There were 806 households, of which 29.2% had children under the age of 18 living with them, 55.7% were married couples living together, 9.2% had a female householder with no husband present, 6.6% had a male householder with no wife present, and 28.5% were non-families. 20.7% of all households were made up of individuals, and 9.8% had someone living alone who was 65 years of age or older. The average household size was 2.47 and the average family size was 2.80.

The median age in the town was 43.9 years. 20.9% of residents were under the age of 18; 5.8% were between the ages of 18 and 24; 24.8% were from 25 to 44; 32.8% were from 45 to 64; and 15.5% were 65 years of age or older. The gender makeup of the town was 50.9% male and 49.1% female.

===2000 census===
As of the census of 2000, there were 1,836 people, 718 households, and 529 families living in the town. The population density was 40.9 PD/sqmi. There were 1,100 housing units at an average density of 24.5 per square mile (9.5/km^{2}). The racial makeup of the town was 98.42% White, 0.16% African American, 0.22% Native American, 0.54% Asian, 0.33% from other races, and 0.33% from two or more races. Hispanic or Latino of any race were 0.38% of the population.

There were 718 households, out of which 29.8% had children under the age of 18 living with them, 60.9% were married couples living together, 7.8% had a female householder with no husband present, and 26.3% were non-families. 20.1% of all households were made up of individuals, and 7.9% had someone living alone who was 65 years of age or older.
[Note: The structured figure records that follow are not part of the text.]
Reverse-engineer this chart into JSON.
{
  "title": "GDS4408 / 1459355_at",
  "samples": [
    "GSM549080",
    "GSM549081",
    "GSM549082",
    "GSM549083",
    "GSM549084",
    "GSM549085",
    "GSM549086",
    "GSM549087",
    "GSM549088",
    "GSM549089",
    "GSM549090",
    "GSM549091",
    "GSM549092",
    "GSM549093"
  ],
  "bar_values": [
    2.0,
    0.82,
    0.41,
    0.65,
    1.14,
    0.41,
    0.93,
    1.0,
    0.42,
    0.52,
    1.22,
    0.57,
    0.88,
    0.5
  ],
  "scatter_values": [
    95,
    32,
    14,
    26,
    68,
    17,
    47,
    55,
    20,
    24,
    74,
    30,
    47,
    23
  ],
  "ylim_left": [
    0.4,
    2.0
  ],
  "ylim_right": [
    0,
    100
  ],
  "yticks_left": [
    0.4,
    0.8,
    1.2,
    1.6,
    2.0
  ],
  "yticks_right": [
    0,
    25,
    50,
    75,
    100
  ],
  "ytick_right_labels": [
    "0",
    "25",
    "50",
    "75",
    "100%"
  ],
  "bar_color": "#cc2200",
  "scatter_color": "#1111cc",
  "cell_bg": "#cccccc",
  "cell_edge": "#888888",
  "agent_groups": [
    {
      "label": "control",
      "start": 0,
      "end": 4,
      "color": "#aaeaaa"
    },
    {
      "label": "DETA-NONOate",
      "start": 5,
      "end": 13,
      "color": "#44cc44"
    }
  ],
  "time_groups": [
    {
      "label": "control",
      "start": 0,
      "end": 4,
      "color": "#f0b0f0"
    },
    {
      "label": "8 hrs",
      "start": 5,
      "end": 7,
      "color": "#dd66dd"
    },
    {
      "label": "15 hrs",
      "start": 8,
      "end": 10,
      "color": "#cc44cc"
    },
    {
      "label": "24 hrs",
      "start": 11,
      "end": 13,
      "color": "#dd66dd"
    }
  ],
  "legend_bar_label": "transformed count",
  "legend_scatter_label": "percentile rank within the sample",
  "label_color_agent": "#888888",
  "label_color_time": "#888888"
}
The average household size was 2.52 and the average family size was 2.88.

In the town, the population was spread out, with 23.9% under the age of 18, 7.9% from 18 to 24, 29.2% from 25 to 44, 27.1% from 45 to 64, and 11.8% who were 65 years of age or older. The median age was 38 years. For every 100 females, there were 102.0 males. For every 100 females age 18 and over, there were 100.4 males.
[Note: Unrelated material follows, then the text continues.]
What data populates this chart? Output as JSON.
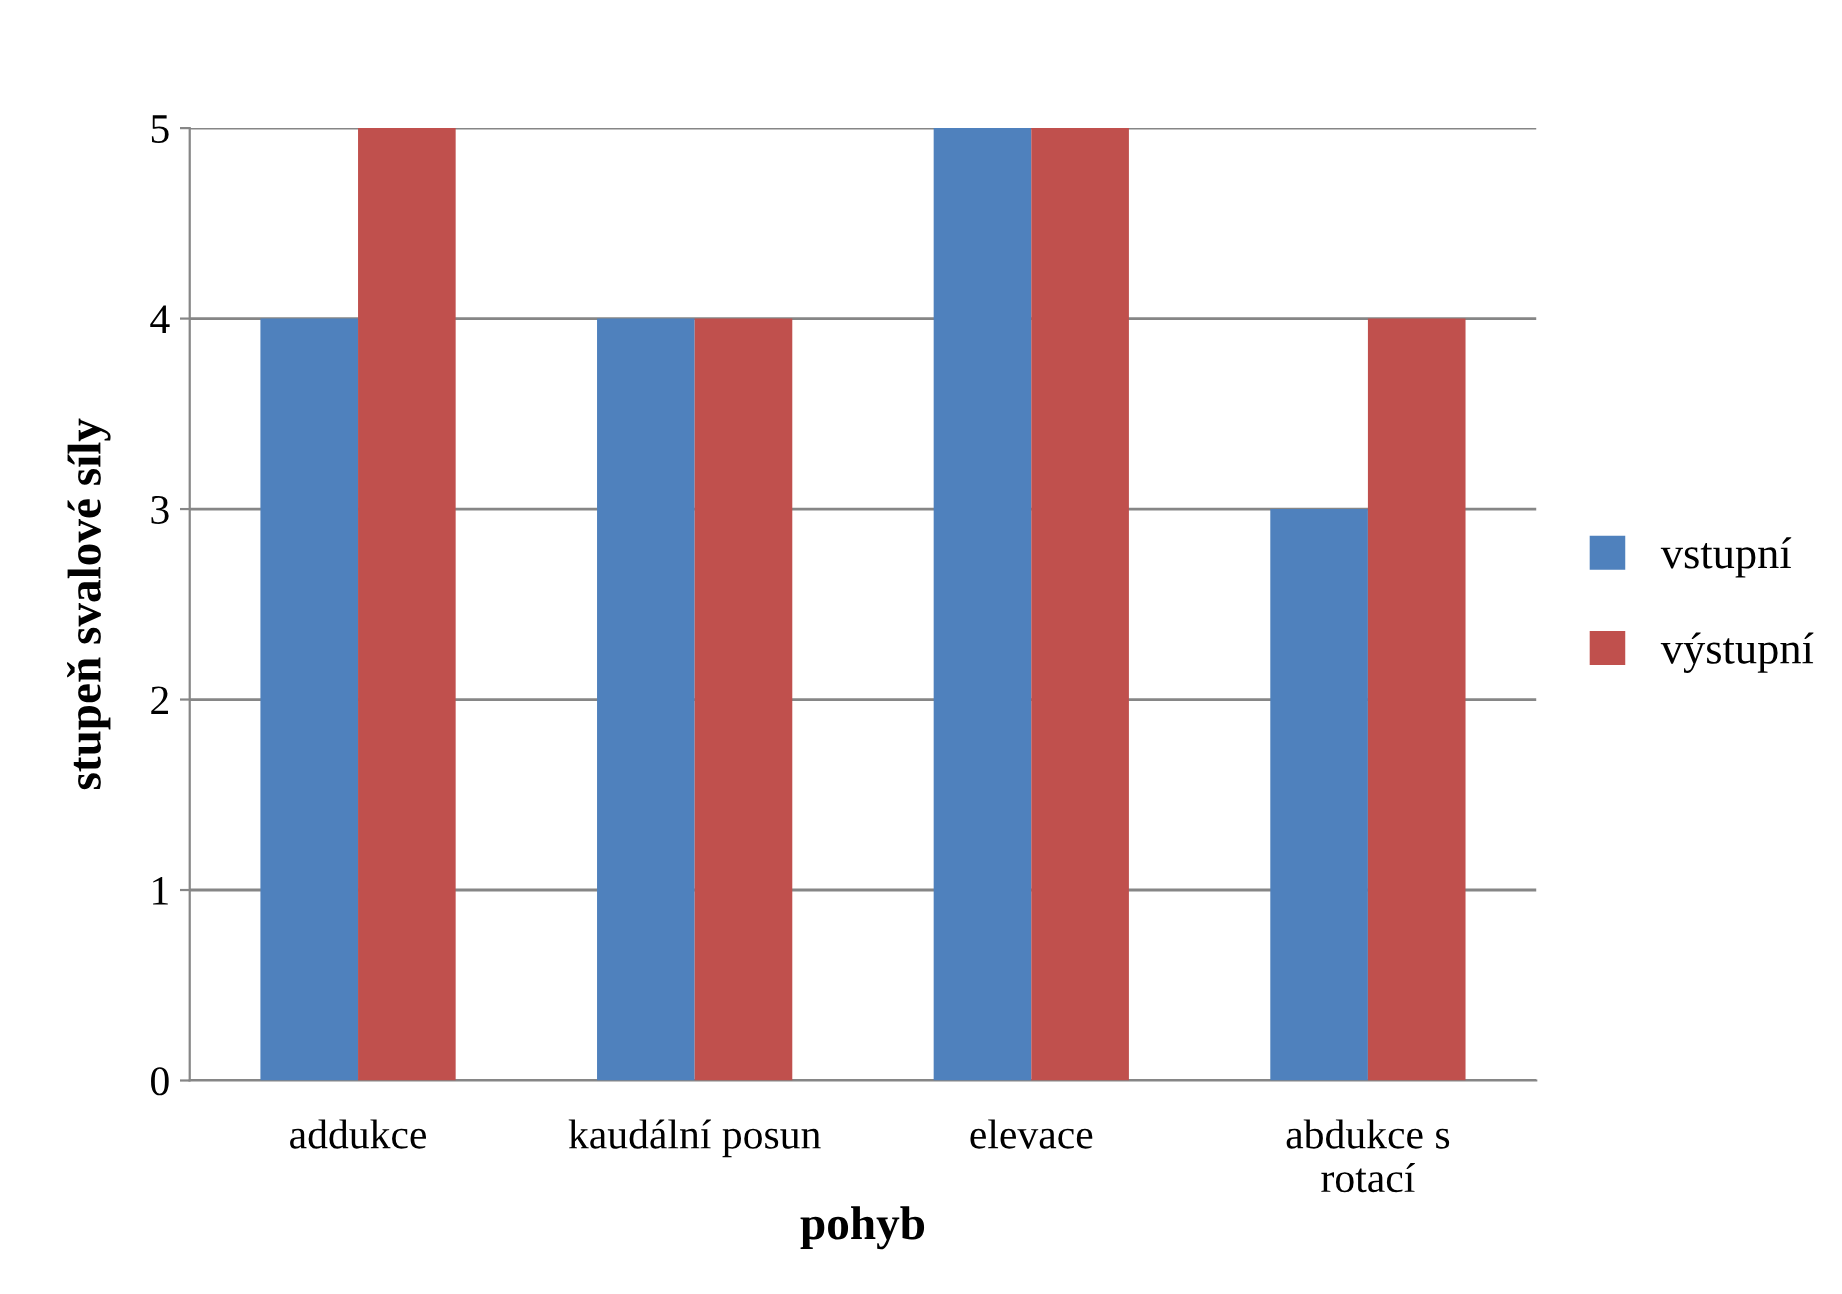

The median income for a household in the town was $28,306, and the median income for a family was $30,880. Males had a median income of $25,707 versus $19,531 for females. The per capita income for the town was $13,238. About 14.1% of families and 19.5% of the population were below the poverty line, including 31.1% of those under age 18 and 10.3% of those age 65 or over.